[Liga] Antoine Griezmann : l’heure de la décision

Le 12 juillet 2019, Antoine Griezmann cède enfin aux sirènes de la Catalogne, en s’engageant avec le FC Barcelone. 1 an après avoir fait volte-face avec « La Décision », le maitre à jouer de l’Atlético voulait passer un cap, et découvrir une nouvelle manière de jouer. Malheureusement pour lui, ses débuts chez les Blaugranas sont poussifs, et les interrogations à son sujet ne cessent d’enflammer la toile. Retour sur la première saison compliquée du Français au Barça.

« La Décision »

Printemps 2018, les protégés de Cholo sont engagés en Ligue Europa, après avoir été lamentablement sortis en phase de poules de la Ligue des champions.
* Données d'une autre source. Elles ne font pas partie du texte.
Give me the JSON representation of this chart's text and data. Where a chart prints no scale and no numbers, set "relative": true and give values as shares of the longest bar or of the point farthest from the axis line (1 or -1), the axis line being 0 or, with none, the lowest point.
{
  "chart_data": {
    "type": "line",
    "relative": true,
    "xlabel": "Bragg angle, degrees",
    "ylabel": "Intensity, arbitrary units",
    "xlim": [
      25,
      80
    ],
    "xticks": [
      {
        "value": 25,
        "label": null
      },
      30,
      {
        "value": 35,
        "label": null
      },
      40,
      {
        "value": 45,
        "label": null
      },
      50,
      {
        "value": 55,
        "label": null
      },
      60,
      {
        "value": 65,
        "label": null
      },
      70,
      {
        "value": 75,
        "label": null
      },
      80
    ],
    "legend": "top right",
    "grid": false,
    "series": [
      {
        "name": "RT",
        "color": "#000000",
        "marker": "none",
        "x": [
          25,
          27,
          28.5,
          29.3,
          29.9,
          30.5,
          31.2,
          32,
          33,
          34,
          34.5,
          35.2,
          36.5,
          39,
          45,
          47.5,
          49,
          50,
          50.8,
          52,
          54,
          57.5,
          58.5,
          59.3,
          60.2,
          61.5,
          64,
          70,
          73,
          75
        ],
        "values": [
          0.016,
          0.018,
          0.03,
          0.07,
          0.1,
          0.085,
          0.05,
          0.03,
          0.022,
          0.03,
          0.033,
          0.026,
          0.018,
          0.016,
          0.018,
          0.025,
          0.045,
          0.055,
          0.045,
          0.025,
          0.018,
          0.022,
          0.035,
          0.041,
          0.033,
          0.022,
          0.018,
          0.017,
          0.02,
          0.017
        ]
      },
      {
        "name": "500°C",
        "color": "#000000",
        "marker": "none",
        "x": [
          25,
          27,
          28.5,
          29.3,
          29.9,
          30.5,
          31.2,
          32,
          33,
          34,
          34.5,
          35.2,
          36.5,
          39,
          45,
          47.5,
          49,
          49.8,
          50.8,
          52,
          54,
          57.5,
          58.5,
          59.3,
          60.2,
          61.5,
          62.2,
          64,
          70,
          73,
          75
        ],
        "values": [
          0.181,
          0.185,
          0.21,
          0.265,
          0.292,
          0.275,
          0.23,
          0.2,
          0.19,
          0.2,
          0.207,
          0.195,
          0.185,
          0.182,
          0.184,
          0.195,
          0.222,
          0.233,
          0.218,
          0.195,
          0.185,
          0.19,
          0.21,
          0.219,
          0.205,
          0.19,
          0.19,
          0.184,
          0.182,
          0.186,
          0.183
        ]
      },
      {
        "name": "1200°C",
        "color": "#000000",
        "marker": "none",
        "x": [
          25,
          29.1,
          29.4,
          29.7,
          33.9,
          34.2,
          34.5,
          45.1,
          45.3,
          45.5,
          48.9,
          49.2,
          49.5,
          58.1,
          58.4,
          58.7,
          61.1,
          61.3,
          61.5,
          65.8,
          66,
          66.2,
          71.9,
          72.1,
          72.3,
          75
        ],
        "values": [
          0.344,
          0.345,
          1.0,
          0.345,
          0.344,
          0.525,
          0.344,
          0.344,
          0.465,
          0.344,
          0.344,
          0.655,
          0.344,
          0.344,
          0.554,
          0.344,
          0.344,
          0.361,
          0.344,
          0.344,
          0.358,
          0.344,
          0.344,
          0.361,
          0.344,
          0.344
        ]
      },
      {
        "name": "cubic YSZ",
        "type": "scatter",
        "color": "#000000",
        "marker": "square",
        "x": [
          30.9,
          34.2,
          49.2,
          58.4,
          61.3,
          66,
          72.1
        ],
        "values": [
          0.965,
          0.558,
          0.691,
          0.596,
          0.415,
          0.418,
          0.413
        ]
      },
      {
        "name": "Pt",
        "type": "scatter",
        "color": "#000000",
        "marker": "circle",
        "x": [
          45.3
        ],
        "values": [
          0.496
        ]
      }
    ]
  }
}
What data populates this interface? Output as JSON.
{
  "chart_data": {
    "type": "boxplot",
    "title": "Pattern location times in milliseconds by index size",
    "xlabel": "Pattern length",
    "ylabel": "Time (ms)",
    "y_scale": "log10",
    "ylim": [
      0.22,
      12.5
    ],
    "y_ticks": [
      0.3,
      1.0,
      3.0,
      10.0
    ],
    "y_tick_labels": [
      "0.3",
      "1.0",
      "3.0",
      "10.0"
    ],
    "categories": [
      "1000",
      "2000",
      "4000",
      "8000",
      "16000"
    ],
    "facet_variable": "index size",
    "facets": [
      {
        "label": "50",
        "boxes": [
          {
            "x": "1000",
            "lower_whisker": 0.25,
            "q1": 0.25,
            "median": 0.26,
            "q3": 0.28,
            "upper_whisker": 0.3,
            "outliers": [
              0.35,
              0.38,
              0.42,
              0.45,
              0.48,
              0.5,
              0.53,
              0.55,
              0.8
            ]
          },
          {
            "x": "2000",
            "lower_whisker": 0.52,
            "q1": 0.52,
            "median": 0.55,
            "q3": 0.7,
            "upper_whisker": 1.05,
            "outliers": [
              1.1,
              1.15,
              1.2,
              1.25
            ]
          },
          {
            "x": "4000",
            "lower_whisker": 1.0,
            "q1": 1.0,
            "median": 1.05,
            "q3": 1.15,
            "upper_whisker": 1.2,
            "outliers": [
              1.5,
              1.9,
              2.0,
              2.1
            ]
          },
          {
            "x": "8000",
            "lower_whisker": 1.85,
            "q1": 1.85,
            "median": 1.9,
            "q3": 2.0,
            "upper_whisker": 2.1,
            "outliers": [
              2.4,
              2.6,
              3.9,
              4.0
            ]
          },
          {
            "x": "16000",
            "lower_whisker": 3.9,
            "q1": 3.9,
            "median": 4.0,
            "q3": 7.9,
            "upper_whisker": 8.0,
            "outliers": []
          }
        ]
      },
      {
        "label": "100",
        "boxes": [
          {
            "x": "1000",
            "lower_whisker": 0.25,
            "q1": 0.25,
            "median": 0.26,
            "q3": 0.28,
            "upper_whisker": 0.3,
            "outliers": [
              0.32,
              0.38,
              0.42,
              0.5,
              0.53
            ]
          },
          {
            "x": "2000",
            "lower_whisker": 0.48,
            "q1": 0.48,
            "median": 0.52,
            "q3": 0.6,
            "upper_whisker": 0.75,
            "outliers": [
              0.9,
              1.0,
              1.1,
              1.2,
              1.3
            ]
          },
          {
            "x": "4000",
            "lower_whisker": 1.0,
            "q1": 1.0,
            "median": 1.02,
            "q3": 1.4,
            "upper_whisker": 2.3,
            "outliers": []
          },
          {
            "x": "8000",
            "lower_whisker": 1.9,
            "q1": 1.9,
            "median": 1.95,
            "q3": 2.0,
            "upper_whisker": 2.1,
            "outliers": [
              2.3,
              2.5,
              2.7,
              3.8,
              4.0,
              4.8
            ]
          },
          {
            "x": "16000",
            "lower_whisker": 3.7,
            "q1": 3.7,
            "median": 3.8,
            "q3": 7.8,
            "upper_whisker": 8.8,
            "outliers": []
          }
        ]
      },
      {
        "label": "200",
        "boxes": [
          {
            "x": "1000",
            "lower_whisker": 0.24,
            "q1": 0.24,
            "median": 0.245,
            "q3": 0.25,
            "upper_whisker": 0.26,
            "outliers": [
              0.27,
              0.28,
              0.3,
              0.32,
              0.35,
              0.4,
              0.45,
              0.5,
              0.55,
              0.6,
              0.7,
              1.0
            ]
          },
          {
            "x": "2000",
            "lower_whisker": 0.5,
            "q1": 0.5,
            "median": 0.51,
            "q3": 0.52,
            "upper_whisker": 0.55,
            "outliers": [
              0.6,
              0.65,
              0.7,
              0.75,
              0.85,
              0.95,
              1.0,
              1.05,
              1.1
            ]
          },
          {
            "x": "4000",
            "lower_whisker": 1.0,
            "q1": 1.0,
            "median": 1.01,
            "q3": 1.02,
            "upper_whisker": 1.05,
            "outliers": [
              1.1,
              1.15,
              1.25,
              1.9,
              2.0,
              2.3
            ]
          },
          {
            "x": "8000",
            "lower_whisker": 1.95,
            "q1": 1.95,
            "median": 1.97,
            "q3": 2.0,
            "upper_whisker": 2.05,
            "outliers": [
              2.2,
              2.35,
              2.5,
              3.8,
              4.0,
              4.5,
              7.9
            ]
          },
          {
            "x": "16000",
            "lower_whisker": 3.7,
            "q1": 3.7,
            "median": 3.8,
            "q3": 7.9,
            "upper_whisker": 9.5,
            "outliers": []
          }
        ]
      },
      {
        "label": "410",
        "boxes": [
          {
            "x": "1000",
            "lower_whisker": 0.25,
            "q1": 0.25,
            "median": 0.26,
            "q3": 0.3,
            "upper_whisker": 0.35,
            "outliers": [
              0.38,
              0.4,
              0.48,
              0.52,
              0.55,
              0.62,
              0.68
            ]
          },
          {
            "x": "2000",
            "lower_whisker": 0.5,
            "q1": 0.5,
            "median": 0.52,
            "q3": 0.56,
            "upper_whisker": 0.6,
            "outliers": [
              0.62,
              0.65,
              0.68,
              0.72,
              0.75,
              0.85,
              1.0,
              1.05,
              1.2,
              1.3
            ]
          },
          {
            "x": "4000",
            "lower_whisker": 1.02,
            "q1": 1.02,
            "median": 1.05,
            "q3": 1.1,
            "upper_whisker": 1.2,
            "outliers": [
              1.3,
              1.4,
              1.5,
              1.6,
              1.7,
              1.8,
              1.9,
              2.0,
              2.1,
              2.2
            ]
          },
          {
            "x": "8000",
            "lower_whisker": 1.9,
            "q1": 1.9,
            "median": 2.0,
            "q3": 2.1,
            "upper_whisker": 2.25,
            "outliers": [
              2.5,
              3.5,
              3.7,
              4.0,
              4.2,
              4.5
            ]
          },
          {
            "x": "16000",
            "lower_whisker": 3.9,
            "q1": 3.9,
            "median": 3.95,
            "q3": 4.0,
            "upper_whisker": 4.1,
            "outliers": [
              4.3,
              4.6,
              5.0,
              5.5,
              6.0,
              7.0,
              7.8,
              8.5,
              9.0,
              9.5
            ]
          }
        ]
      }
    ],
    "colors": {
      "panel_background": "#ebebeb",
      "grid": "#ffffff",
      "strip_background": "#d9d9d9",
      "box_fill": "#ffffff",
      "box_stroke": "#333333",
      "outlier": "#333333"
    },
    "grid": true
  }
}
Ces derniers semblent quelque peu sur le déclin, et les rumeurs autour de l’avenir d’Antoine Griezmann prennent de plus en plus d’ampleur. La clé de voûte de l’Atletico résistera-t-elle aux assauts du Barça, ou poursuivra-t-elle l’aventure à Madrid ? La question cristallise les passions, et certains supporters prennent en grippe le Français. Finalement, la fin de saison est plus radieuse, puisque le numéro 7 inscrit un but fondamental à l’Emirates en demi-finale de Ligue Europa face à Arsenal, avant de briser les rêves de l’OM en finale avec un somptueux doublé (3-0).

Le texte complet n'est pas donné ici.